Le rapport intitulé Protéger la nature, protéger la vie indique que plusieurs objectifs du Canada en matière de biodiversité n’ont pas été atteints au fil des ans. Par exemple, la cible de 17 % d’aires protégées terrestres en 2020 n’a pas été respectée à l’échelle canadienne. « Les lois canadiennes échouent systématiquement à protéger la biodiversité », conclut notamment Greenpeace. Les lois fédérales et la plupart des lois provinciales n’exigent même pas l’évaluation des impacts des projets d’exploitation minière, pétrolière et gazière, des barrages et d’autres ressources sur la biodiversité, à l’exception d’un nombre restreint de projets jugés majeurs. » Selon l’organisation, la LEP n’a pas permis de protéger adéquatement les espèces en péril au pays, et la Loi sur les espèces sauvages du Canada ainsi que la Loi sur la convention concernant les oiseaux migrateurs « sont désuètes et doivent être réformées ».

Une loi sur la nature et la biodiversité

« À la lumière de cette crise écologique sans précédent et de ce système législatif défaillant, nous croyons qu’une solution législative s’impose de toute urgence », conclut le rapport de Greenpeace. La loi suggérée s’inspirerait de la Loi sur la responsabilité en matière de carboneutralité, qui force notamment la reddition de comptes du gouvernement fédéral sur les questions touchant les changements climatiques. « Ce qu’on veut, c’est un mécanisme pour suivre les objectifs et rendre des comptes au public chaque année », explique Salomé Sané, chargée de la campagne nature et alimentation chez Greenpeace Canada. « On souhaite que le ministre de l’Environnement [Steven Guilbeault] s’engage à promulguer un texte de loi au niveau fédéral. »
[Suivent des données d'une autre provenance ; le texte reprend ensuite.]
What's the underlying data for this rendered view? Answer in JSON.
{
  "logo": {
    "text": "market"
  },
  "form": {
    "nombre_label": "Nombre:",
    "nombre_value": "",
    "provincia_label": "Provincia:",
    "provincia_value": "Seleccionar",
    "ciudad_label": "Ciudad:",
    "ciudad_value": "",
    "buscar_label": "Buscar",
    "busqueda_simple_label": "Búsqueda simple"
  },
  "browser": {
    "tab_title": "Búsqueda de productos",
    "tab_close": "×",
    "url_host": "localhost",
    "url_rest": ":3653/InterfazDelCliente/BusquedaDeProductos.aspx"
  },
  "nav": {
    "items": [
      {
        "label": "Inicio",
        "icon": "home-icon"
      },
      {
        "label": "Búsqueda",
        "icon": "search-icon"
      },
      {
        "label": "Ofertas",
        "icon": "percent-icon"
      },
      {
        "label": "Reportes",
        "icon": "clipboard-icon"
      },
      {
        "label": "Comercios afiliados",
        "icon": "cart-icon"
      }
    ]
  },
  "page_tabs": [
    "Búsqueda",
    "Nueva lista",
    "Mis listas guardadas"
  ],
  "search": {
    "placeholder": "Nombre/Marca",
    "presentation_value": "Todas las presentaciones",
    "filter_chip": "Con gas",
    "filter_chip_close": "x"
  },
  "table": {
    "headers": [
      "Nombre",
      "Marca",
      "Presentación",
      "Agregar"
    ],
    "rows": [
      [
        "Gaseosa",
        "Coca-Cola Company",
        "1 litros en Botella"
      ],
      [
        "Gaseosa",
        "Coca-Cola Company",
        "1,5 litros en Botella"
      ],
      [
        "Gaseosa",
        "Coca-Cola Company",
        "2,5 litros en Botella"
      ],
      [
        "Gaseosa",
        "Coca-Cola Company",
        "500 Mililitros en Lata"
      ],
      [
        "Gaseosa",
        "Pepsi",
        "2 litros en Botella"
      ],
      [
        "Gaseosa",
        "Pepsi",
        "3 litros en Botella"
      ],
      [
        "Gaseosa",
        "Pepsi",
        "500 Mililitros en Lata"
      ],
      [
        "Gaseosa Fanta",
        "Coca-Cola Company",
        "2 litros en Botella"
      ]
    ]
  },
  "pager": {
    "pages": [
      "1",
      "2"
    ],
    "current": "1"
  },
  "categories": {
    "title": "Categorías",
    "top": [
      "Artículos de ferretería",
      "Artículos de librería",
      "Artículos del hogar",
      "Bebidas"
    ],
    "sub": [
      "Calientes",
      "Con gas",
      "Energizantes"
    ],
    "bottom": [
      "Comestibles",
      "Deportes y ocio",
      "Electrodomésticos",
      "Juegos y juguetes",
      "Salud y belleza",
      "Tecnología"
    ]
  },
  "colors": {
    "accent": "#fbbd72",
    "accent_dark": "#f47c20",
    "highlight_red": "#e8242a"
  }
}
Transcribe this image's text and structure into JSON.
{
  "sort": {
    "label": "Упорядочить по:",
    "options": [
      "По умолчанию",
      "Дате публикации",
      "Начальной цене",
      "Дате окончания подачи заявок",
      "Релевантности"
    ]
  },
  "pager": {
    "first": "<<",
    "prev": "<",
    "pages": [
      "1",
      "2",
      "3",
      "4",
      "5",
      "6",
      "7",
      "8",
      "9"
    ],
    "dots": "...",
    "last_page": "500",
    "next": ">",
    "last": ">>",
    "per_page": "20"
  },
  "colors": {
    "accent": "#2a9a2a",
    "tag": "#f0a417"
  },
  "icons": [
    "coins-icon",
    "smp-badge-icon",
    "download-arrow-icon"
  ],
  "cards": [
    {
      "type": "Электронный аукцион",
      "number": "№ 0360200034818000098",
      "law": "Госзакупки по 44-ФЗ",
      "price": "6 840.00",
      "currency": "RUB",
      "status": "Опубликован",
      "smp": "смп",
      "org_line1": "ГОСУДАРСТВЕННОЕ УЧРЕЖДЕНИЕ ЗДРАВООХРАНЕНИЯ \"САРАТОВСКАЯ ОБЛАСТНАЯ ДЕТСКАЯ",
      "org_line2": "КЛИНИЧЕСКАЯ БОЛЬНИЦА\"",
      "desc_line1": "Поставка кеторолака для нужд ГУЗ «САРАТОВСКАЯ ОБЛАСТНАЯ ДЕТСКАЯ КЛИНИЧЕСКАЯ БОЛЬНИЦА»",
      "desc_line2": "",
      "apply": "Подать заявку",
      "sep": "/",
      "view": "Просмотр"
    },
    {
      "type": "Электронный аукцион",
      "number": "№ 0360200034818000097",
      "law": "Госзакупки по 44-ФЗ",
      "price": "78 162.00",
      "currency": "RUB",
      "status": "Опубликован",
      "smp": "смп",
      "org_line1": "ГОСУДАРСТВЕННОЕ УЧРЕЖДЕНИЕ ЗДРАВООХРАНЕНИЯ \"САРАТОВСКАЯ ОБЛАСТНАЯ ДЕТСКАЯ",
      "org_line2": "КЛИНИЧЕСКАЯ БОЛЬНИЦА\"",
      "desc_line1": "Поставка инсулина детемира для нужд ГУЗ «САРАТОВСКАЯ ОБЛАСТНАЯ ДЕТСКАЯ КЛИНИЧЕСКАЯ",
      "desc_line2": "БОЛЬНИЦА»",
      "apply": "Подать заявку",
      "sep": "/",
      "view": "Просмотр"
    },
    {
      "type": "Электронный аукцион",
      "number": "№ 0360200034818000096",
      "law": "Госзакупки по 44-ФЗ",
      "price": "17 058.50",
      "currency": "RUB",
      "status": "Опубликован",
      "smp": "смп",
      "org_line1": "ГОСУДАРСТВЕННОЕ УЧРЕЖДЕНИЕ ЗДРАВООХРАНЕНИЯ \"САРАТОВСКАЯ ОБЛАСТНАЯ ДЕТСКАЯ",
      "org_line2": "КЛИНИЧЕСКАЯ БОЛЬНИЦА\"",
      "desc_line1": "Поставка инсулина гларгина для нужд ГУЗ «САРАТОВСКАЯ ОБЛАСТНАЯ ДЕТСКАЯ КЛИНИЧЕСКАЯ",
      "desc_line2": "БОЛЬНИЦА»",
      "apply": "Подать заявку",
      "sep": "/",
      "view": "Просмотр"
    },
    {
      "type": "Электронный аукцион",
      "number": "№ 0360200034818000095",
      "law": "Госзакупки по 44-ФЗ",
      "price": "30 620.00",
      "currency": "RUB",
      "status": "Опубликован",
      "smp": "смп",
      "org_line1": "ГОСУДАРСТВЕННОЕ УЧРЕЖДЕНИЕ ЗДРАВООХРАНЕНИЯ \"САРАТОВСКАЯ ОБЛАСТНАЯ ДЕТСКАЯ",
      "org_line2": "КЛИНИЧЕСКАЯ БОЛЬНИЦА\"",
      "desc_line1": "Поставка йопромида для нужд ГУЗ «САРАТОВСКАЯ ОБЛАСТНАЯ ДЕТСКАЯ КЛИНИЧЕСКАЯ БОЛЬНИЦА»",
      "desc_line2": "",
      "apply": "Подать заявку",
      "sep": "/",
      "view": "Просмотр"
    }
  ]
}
« Le temps pour agir est limité »

« Ce rapport est vraiment d’actualité. Il est au diapason des discussions actuelles sur la biodiversité », signale Jérôme Dupras, professeur au département des sciences naturelles à l’Université du Québec en Outaouais. À l’image des feuilles de route pour le climat, il croit que la biodiversité est mûre pour ce genre de proposition. Selon Alain Branchaud, directeur général de la Société pour la nature et les parcs au Québec, « une loi similaire à la loi sur la carboneutralité faciliterait certes l’élaboration d’une stratégie pour l’atteinte des cibles de protection de la biodiversité et contribuerait à la mise en place d’une approche pangouvernementale tout en augmentant la transparence sur les actions fédérales ». Cependant, M. Branchaud juge qu’une telle loi ne pourrait se substituer aux lois existantes. « Il faudra éviter de perdre notre temps avec des mécanismes d’autoflagellation improductifs. Les gouvernements, les nations autochtones et les organisations du pays doivent avant tout travailler ensemble et avec détermination vers l’atteinte de résultats concrets. Le temps pour agir est limité. »

« Un rattrapage à faire »

« Les questions touchant la crise climatique ont une à deux décennies d’avance sur la biodiversité. Le climat prend beaucoup de place dans le débat public. Il y a un rattrapage à faire », rappelle Jérôme Dupras. L’expert en évaluation économique des services écosystémiques indique que les enjeux de diversité biologique sont souvent plus complexes que les questions climatiques. « La biodiversité, c’est mobile, invisible et silencieux », dit-il. Il n’en demeure pas moins, précise-t-il, que les deux enjeux sont intimement liés. « La biodiversité, c’est littéralement ce qu’on mange, ce qu’on boit et ce qu’on respire. Et la moitié des médicaments sur le marché viennent de la nature. »

En savoir plus

  • 25 %

Moins du quart des populations de rainette faux-grillon qui subsistent à ce jour au Québec « seraient capables de se maintenir à moyen terme si les conditions demeuraient telles quelles ».

Ministère des Forêts, de la Faune et des Parcs

80 %
L’agriculture est responsable de 80 % de la déforestation dans le monde. Or, entre 75 % et 80 % de ces terres agricoles servent uniquement à produire des aliments pour le bétail.